While the 2011 Government Tourism Policy paper set out some foundations for a coherent and supportive policy towards tourism, it concentrated too heavily on just two sectors of the tourism mix, domestic and inbound, without properly recognising the crucial role outbound tourism performs in creating employment and wealth and driving growth.

A succession of rather grim economic indicators has shown the country is in desperate need of growth.

We believe the government must now look to refresh and rejuvenate a number of its policies to help our dynamic, job-creating industry to flourish.

At the same time it should not forget that all three tourism sectors are closely linked, sharing infrastructure, products and a consumer base. 

All three sectors contribute massively to the UK economy, with consumer spending on travel and tourism totalling an estimated £125 billion a year.

The outbound sector, too often seen as driving money out of the country, contributes a substantial £31 billion to the UK, as reported by Centre for Economics and Business Research in May 2012.

Outbound travel also provides £6 billion a year in taxes to the Treasury and supports 1.26 million jobs in the wider economy, making it a major player in wealth and job creation for UK Plc. 

We have identified four key areas where government support and action is required:

  • Strategic infrastructure support – ensuring communities have excellent transport connections to airports and sea ports, enabling travel to, from and around the UK.

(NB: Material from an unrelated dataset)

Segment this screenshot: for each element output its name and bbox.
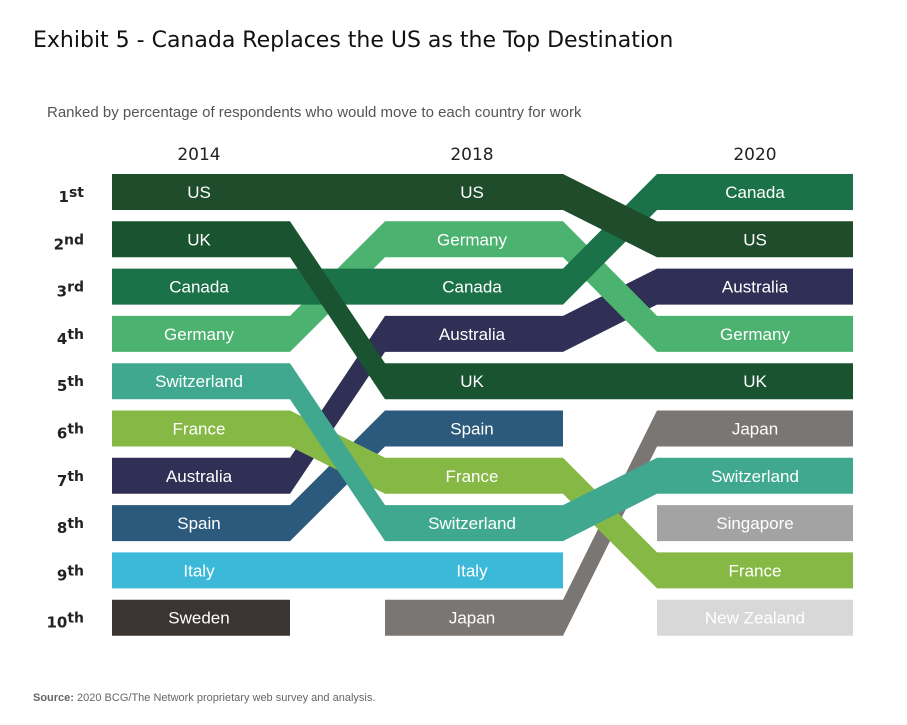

  • Creating a more-competitive product – the government must help where it can to ensure UK travel and tourism is as cost-competitive as possible. It should consider commissioning a review on the impact of Air Passenger Duty, reducing VAT on tourism services and simplifying the visa process for entry to the UK.

  • Good regulation for confident customers and businesses – policymakers must ensure all regulation is proportionate and targeted. The government should bring airline holiday sales within the Atol scheme, remove the requirement for travel insurance sales to be regulated by the Financial Services Authority and cap passport-fee increases.

  • Promotion of travel and tourism as a key employer – the government should encourage cooperation between industry and the educational sector to create the level and type of skills needed for the future development of a healthy and thriving tourism industry, with support for apprenticeships and training in management and entrepreneurial development. The government should also commit to a well-resourced and long-term marketing strategy to promote the UK to a global audience.

All of these policies are deliverable and would provide immense benefits to the UK economy at a time when positive action and results are desperately needed.

We challenge the government to take our recommendations on board and help the industry make its contribution to creating employment, driving wealth and building a sustainable economic future for the UK.